慕容清欢瞅着他,微微一笑,柔声说道:“我命人将你的琴搬到暖阁内。”
暖阁正对着花园的梅林,阁内烤着火盆,温暖如春。
小厮们将古琴摆好,梁子衿单手支着脑袋看着慕容清欢,带着点撒娇的说道:“妻主,你弹一曲给我听吧!”
“好!”慕容清欢应道,静手焚香,坐在古琴旁,手指一勾一挑一抹,一曲凰求凤倾泻而出。
有一美人兮,见之不忘。一日不见兮,思之如狂。
凰飞翱翔兮,四海求凤。无奈佳人兮,不在东墙。
将琴代语兮,聊写衷肠。何日见许兮,慰我徬徨。
愿言配德兮,携手相将。

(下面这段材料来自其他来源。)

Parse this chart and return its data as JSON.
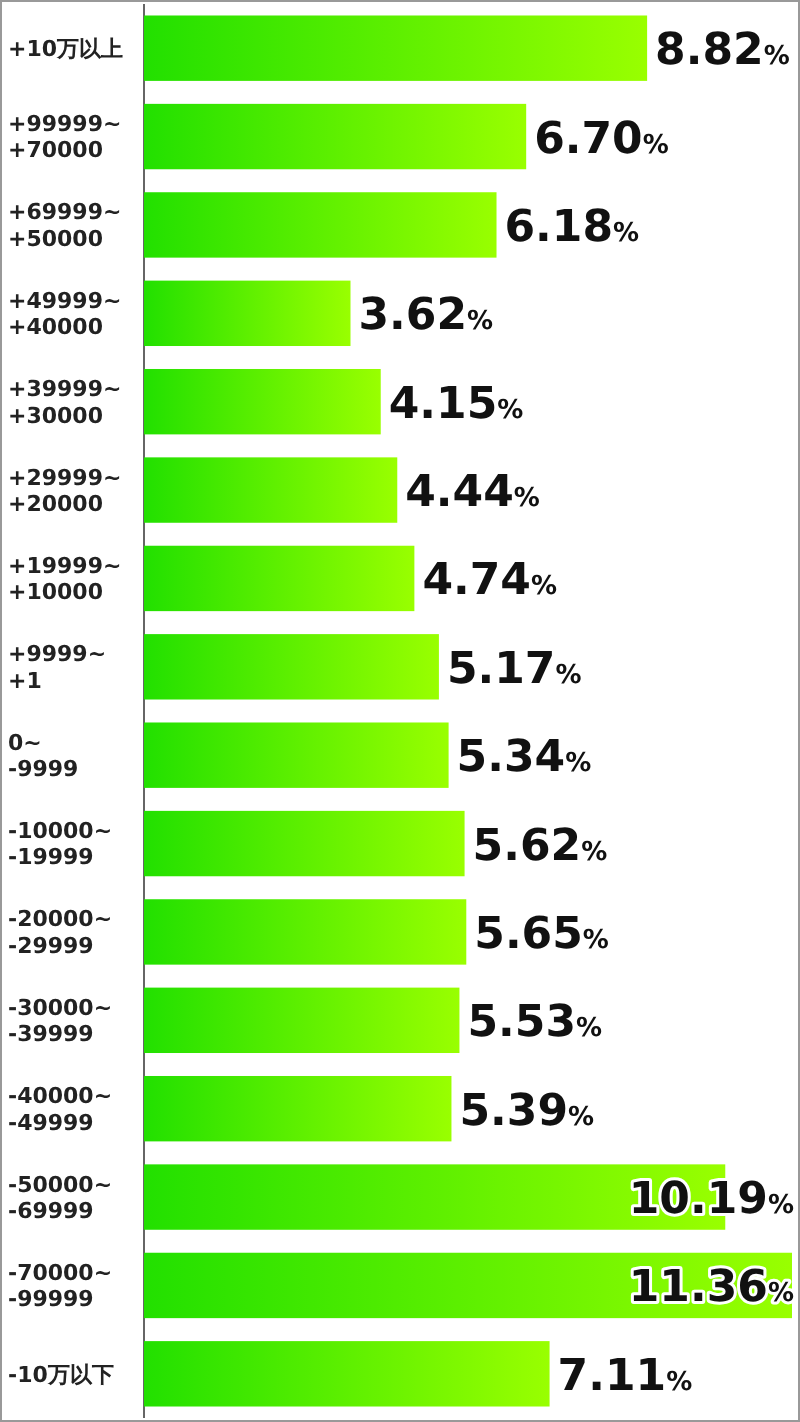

不得於飞兮,使我沦亡。
梁子衿视线定定的看着慕容清欢,仿佛是那只凤,同凰一起在空中遨游,飞过花海,飞过森林,飞过大海,一直飞到幸福的彼岸。
一室的甜蜜温暖,阁内忽然想起不合时宜的掌声。
慕容清欢五指按在琴上,琴声戛然而止,梁子衿转过头生气的瞪着略有些狼狈的紫衣女子。
赫连静摸了摸鼻子,眼睛瞥向一边,丝毫没有打扰别人诗情画意的自觉。
慕容清欢抬头冷笑道:“不知阁下翻墙而入,意欲如何?”赫连静她早有耳闻,今日是特意让护卫放松警惕,让她有机会进来,女皇生性多疑,安插在将军府里的眼线的话也是半信半疑,再加上赫连静的话,至少会信七分。
赫连静笑着坐下,自行倒了杯水,喝了一口,歇了口气,说道:“被你的琴声吸引而来的。”

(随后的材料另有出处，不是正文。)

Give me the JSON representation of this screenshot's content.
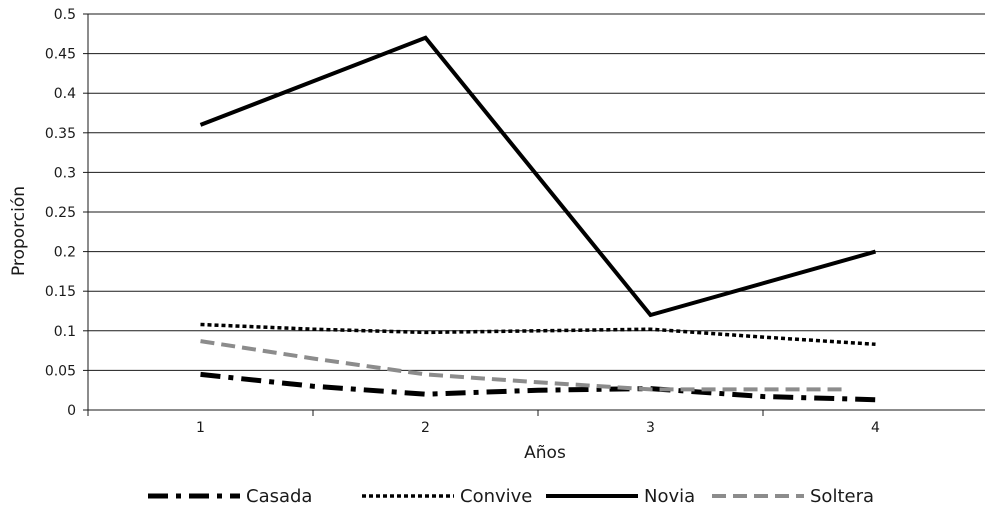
{
  "chart_data": {
    "type": "line",
    "xlabel": "Años",
    "ylabel": "Proporción",
    "categories": [
      "1",
      "2",
      "3",
      "4"
    ],
    "x_range": [
      0.5,
      4.5
    ],
    "ylim": [
      0,
      0.5
    ],
    "yticks": [
      0,
      0.05,
      0.1,
      0.15,
      0.2,
      0.25,
      0.3,
      0.35,
      0.4,
      0.45,
      0.5
    ],
    "ytick_labels": [
      "0",
      "0.05",
      "0.1",
      "0.15",
      "0.2",
      "0.25",
      "0.3",
      "0.35",
      "0.4",
      "0.45",
      "0.5"
    ],
    "grid": true,
    "legend_position": "bottom",
    "series": [
      {
        "name": "Casada",
        "style": "dash-dot",
        "color": "#000000",
        "x": [
          1,
          1.5,
          2,
          2.5,
          3,
          3.5,
          4
        ],
        "values": [
          0.045,
          0.03,
          0.02,
          0.025,
          0.027,
          0.017,
          0.013
        ]
      },
      {
        "name": "Convive",
        "style": "dotted",
        "color": "#000000",
        "x": [
          1,
          1.5,
          2,
          2.5,
          3,
          3.5,
          4
        ],
        "values": [
          0.108,
          0.102,
          0.098,
          0.1,
          0.102,
          0.092,
          0.083
        ]
      },
      {
        "name": "Novia",
        "style": "solid",
        "color": "#000000",
        "x": [
          1,
          2,
          3,
          4
        ],
        "values": [
          0.36,
          0.47,
          0.12,
          0.2
        ]
      },
      {
        "name": "Soltera",
        "style": "dashed",
        "color": "#8c8c8c",
        "x": [
          1,
          1.5,
          2,
          2.5,
          3,
          3.5,
          3.85
        ],
        "values": [
          0.087,
          0.065,
          0.045,
          0.035,
          0.026,
          0.026,
          0.026
        ]
      }
    ]
  }
}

慕容清欢自是不信,梁子衿眼见着两人有事要谈,识趣的退下。
“说吧,你是谁?夜闯将军府有什么事?”慕容清欢起身走到赫连静的对面坐下,目光冷冷的看着她。
“在下赫连静,来确实有一事想问。”赫连静坐直了身子,很认真的问慕容清欢道:“你觉得长帝卿如何?”
慕容清欢唇边逸起一抹高深莫测的笑意道:“长帝卿身份尊贵,乃凤后唯一的儿子,自是矜持高贵。”嘴上这么说着,脑海里却在回想,长帝卿是谁?
赫连静神色微变,暗暗压着心里腾起的一股酸意,咧嘴笑着道:“长帝卿确实矜持高贵。”
“不过,你已经娶了正君,长帝卿是不会嫁给你的!”赫连静收敛起了脸上的笑意,正色说道。
“哦?”慕容清欢笑起来,故意激她,“你就那么肯定?帝卿下嫁臣子家里为平夫的不在少数。”
赫连静听这事,心里有些隐忧,脸上却笑得越发的妖娆道:“凤后定不忍长帝卿受委屈。”
“不过听说凤后最近病得严重,不知能不能撑过今年冬天。”
赫连静心里一沉,妖娆的脸上现出一丝厉色,“说吧,你的条件,怎么才肯放手?”
“很简单,我们交个朋友!”
赫连静不可置信的一愣,脱口而出道:“交朋友?为什么?”
“因为你的痴情。”慕容清欢说道,起身在暖阁内拿出一个匣子,往赫连静手里一塞,“见面礼。”
赫连静一看,吃了一惊,虽然见过的稀奇玩意儿不在少数,但这图案古怪却又精美的首饰盒子,一看就知道是稀罕的东西,她闷闷道:“你,这是什么意思?”
慕容清欢说道:“先打开看看。”
赫连静打开盒子,里面伏着一条白色金属的链子,链子下面是一颗黑幽幽指头大的珍珠,那珍珠像是活的会动似地,从里到外散发着不同的光晕,另一对嵌黑珍珠的耳环在盒里配着,格外地稀罕漂亮。
慕容清欢用手掩着嘴,轻咳一声说道:“这是从西域带回来的,实不相瞒,我家夫郎最近胃口不好,听说赫连小姐收集了天下的名厨至家中,所以想借一借。”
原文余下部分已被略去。